BY DR.ABDUL AHAD
The keenness with which the esteemed readers have evaluated the intellectual depth and cultural significance of the much hated concept of Kashmiryat in the socio-political context of post 1980 era as an antidote to Sheikh Sahib’s izzat oo-abroo-ka-muqam is really worth appreciating. But to my utter dismay I am not able to understand what prevented Prof. Ishaq Khan to awaken the club audience with the sound of his “new discovery of Kashmiryat”? Why did he decline to participate in the S.P. College seminar to create public awareness about his discovery’ despite his present pretentions to being an incubator of the concept? Did he intentionally bury his precious treasure’ to guard it against the evil gaze of both the public and the authorities? Was he distancing himself from the growing collective Kashmiri consciousness to avoid intense and instant colonial disdain and wrath that it was bound to bring forth in course of time? Or was he playing a waiting game for about three decades to finally display his cards at an opportune time when the Kashmir University is once again in search of a new director for the Institute of Kashmir Studies of which the Prof. had the honour of being first director as a gratuity immediately after his retirement from teaching service? And what meaning/definition is he inclined to lend to his ‘invaluable discovery’?

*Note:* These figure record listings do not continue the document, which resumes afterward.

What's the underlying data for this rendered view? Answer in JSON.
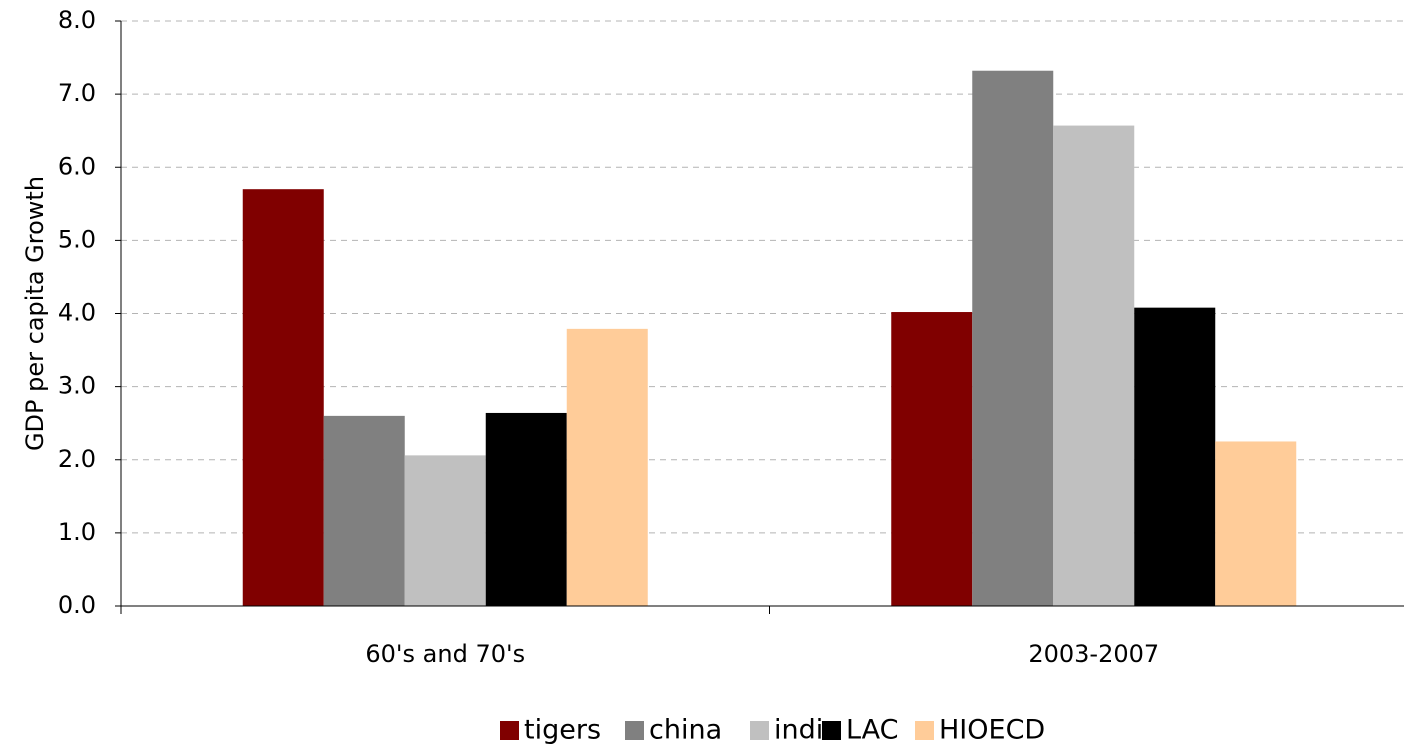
{
  "chart_data": {
    "type": "bar",
    "ylabel": "GDP per capita Growth",
    "xlabel": "",
    "ylim": [
      0,
      8
    ],
    "yticks": [
      "0.0",
      "1.0",
      "2.0",
      "3.0",
      "4.0",
      "5.0",
      "6.0",
      "7.0",
      "8.0"
    ],
    "grid": true,
    "legend_position": "bottom",
    "categories": [
      "60's and 70's",
      "2003-2007"
    ],
    "series": [
      {
        "name": "tigers",
        "color": "#800000",
        "values": [
          5.7,
          4.02
        ]
      },
      {
        "name": "china",
        "color": "#808080",
        "values": [
          2.6,
          7.32
        ]
      },
      {
        "name": "india",
        "color": "#c0c0c0",
        "values": [
          2.06,
          6.57
        ]
      },
      {
        "name": "LAC",
        "color": "#000000",
        "values": [
          2.64,
          4.08
        ]
      },
      {
        "name": "HIOECD",
        "color": "#ffcc99",
        "values": [
          3.79,
          2.25
        ]
      }
    ]
  }
}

These are the questions which have baffled me the most.
The Cultural Academy’s literature too does not give us any idea about his outstanding discovery’, It is totally silent about it and does not untold as to why the Academy decided to choose the Professor to “popularise Kashmiryat as an ideology”. It would have been definitely a fruitful experience for us if the Academy had initiated a debate and published articles on the subject rather than to privately, “impress upon” the Professor “more than once to propagate Kashmiryat”
The Professor’s outburst of patriotic frenzy takes him far away from observing what has actually happened in our contemporary history. The contention that Z.A. Butto’s call for hartal against the Indra-Shiekh Accord fell on deaf ears is not tenable. It is a pretty loony view not substantiated by facts. That Butto was the darling of the Kashmiri masses, a hero and beloved leader goes without sayıng. The question of the failure of his emotional appeal does not arise therefore. He still continues to live in our memory even after elapsing of so many years. His appeal undoubtedly called forth a flutter of noise and chaos across the vales and dales of Kashmir; inspiring the Kashmiris to observe a complete hartal against the Accord. He had gained such an immense popularity that his assassination provoked a huge disturbance in the usual pattern of events; causing enormous disquiet, noise, dust and uproar; nay a roaring inferno compelling Zia-ul-Haq to call Kashmiris bloody Brahamans.
The Professor is slipping through his teeth when he tries to evolve a ‘new methodology’ to interpret events by attributing whatever he likes to historians of great repute and makes them to comment upon situations they were not ven distantly related to. The illustrious Prof. Mohibbul Hassan was far away both in space and time when the Accord took place. He had come here at the behest of Sadiq Sahib and had subsequently left the Valley owing to a paralytic attack that had rendered him immobile, speeçhless and feelingless.
Dr. Abdul Ahad is a well-known historian of Kashmir. He presents a perspective on the Kashmir issue and talks about Kashmir’s history and individuality and personality.